When it comes to food… we can’t have our cake and eat it too

When it comes to food… we can’t have our cake and eat it too
Our food system is failing us! We see it every day. While almost 1 billion people are still struggling to ensure that they have enough food on their plate all year round, another 2 billions are already feeling the effect of eating too much. Add to this the fact that, although today there is still enough food to feed the world, in the coming years the combined effect of climate change on our crops and the rapidly growing demand of the world population will lead to serious shortage, and you end up looking at a pretty gloomy picture.

Photo credit: © reidy68 / Pixabay 

Understanding what part of our food system is failing us is therefore critical. Put simply, is that just a question of producing more food? Or is it about producing better food? Or even, is it ‘just’ about distributing it more equally?

The answer is obviously “all of the above”… and more. The current data shows that not only will we have to produce more and better, and to ensure that what is produced is reaching everyone, but we will also have to do it in a more sustainable manner. Why? Because our food system is not just failing us, it is also one of the most important drivers of degradation of the planet’s natural resources – including some severe feedback effect on the climate.

The challenge is therefore tremendous.

In that context, it is important to check that everyone is pushing in the same direction. This is why a team of international researchers from the International Center for Tropical Agriculture and Wageningen University has recently tried to assess the level of knowledge and consensus among the top thinkers and experts who are working on the topic. What the analysis (published this month in the Journal World Development) reveals is that, while experts and top thinkers of food systems all agree that something needs to be done, the next steps (the ‘what’ and the ‘how’) are not so clear. In particular, no strong agreement seems to emerge so far on what needs to be done in priority to fix the problem. While some claim that we still need to focus first and foremost on intensifying agriculture (thus considering that the solution is about ‘more food’), others insist instead that we should move to less intensive and more sustainable ways of producing food (thus suggesting that we need to take care of the planet first). Another group argues that the solution is mainly around reducing food waste. In sum, the analysis indicates that different views and interpretations prevail among experts about the nature of the crisis, and consequently about the investments and priorities needed to fix the problem.

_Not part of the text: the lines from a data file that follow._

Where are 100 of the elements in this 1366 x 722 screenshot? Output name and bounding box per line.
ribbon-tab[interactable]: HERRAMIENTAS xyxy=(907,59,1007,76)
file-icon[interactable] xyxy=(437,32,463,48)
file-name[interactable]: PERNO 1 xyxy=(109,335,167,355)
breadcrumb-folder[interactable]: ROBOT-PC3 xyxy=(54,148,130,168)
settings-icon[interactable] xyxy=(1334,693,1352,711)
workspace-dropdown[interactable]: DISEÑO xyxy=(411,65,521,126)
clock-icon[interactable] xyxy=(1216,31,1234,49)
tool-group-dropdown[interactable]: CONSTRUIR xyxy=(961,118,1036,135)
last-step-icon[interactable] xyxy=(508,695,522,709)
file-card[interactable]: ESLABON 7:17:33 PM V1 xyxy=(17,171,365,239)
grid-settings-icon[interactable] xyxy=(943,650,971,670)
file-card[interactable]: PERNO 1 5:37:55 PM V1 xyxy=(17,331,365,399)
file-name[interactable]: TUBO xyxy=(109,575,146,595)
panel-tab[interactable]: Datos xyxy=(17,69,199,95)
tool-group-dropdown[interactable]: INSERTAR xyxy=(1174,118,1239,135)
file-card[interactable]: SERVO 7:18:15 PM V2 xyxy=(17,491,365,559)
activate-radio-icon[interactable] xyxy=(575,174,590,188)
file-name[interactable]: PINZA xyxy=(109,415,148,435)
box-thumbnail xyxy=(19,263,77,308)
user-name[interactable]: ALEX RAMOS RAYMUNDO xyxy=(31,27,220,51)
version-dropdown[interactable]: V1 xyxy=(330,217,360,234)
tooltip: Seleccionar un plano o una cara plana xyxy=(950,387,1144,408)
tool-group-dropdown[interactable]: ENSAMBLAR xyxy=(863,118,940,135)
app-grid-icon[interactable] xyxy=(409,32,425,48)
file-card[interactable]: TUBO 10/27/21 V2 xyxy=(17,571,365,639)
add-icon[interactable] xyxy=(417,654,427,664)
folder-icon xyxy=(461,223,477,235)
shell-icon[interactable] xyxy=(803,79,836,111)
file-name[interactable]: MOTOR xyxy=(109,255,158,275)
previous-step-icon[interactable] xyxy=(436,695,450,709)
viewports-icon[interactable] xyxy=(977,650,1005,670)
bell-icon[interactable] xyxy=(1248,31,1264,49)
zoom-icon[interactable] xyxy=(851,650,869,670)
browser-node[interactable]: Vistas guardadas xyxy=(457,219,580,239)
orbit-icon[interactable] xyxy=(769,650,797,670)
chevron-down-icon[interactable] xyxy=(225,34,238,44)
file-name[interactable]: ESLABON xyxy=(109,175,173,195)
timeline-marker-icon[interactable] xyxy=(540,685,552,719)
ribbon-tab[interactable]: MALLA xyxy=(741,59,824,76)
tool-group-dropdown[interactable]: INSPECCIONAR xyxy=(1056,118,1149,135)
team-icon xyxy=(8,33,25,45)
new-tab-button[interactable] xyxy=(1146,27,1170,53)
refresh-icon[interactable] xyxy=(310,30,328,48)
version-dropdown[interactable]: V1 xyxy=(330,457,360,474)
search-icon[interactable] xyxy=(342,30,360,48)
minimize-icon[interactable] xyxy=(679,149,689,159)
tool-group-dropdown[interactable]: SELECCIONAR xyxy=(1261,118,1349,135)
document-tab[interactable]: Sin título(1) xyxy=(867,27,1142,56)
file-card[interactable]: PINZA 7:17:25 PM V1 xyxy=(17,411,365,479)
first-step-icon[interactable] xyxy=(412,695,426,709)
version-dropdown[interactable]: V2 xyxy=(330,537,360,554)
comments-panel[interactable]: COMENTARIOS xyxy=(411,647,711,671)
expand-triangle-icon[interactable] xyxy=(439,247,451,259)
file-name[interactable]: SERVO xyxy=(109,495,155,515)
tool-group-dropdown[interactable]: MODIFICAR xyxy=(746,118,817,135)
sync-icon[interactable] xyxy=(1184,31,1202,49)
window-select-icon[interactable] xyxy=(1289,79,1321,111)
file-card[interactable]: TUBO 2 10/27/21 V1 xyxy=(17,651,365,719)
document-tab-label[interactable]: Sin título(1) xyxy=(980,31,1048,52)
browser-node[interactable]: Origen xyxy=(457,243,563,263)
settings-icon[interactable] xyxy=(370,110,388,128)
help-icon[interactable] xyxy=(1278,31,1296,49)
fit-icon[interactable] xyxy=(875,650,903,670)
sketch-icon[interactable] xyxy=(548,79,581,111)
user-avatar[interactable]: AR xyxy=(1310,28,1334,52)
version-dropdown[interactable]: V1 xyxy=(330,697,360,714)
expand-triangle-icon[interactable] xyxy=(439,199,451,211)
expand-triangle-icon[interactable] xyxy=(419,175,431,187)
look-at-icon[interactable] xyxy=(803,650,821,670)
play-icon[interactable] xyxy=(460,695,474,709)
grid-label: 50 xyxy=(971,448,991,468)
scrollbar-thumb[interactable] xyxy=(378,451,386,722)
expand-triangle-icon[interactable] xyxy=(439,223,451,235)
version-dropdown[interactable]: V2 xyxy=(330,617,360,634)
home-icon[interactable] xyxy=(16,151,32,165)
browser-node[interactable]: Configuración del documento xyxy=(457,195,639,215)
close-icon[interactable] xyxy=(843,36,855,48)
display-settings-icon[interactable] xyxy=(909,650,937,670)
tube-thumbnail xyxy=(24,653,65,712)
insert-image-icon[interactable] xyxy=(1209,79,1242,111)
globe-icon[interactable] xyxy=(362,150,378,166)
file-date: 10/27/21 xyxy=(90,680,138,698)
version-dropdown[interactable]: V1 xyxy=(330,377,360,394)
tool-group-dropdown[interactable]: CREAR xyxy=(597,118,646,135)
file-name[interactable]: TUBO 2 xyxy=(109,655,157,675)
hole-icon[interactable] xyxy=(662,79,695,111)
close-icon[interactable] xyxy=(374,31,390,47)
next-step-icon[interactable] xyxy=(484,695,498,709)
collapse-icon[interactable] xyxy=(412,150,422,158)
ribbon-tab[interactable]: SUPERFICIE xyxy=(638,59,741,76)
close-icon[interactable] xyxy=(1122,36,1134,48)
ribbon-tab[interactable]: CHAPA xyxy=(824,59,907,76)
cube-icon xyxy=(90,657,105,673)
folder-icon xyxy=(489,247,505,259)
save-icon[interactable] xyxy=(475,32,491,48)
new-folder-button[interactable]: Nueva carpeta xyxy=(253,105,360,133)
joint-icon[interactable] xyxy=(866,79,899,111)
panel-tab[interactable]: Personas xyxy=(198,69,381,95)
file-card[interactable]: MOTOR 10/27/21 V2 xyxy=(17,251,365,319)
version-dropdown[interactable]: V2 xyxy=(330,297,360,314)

The analysis, conducted by a team of CIAT and Wageningen University, shows that in many cases it will be extremely difficult to feed the world with quality food, and, at the same time, reduce the impact on the environment. Hard choices will have to be made.


 

Perhaps more importantly, very few of these experts acknowledge that compromises and hard choices will have to be made – or, put in simple words, that we will not be able to have our cake and eat it too. The conclusion of the analysis is clear: “sustainable food system thinking should be cognizant of the presence of trade-offs, and these should be a central element in food system research.” What this means is that there are very few cases where we will be lucky enough to be able to produce more, better, and still do it in a way that reduces the impact on the environment. Not to mention the issue of equity. In the rest of the cases, unfortunately, we will have to make some choices.

In light of this, the study explains, what is urgently needed is to prepare societies and decision-makers to better understand the implications and the consequences of the choices they will have to make and help them ‘navigate’ those trade-offs more efficiently and equitably so that it will not be the poorest who, once again, pay the costs of our constant appetite for more.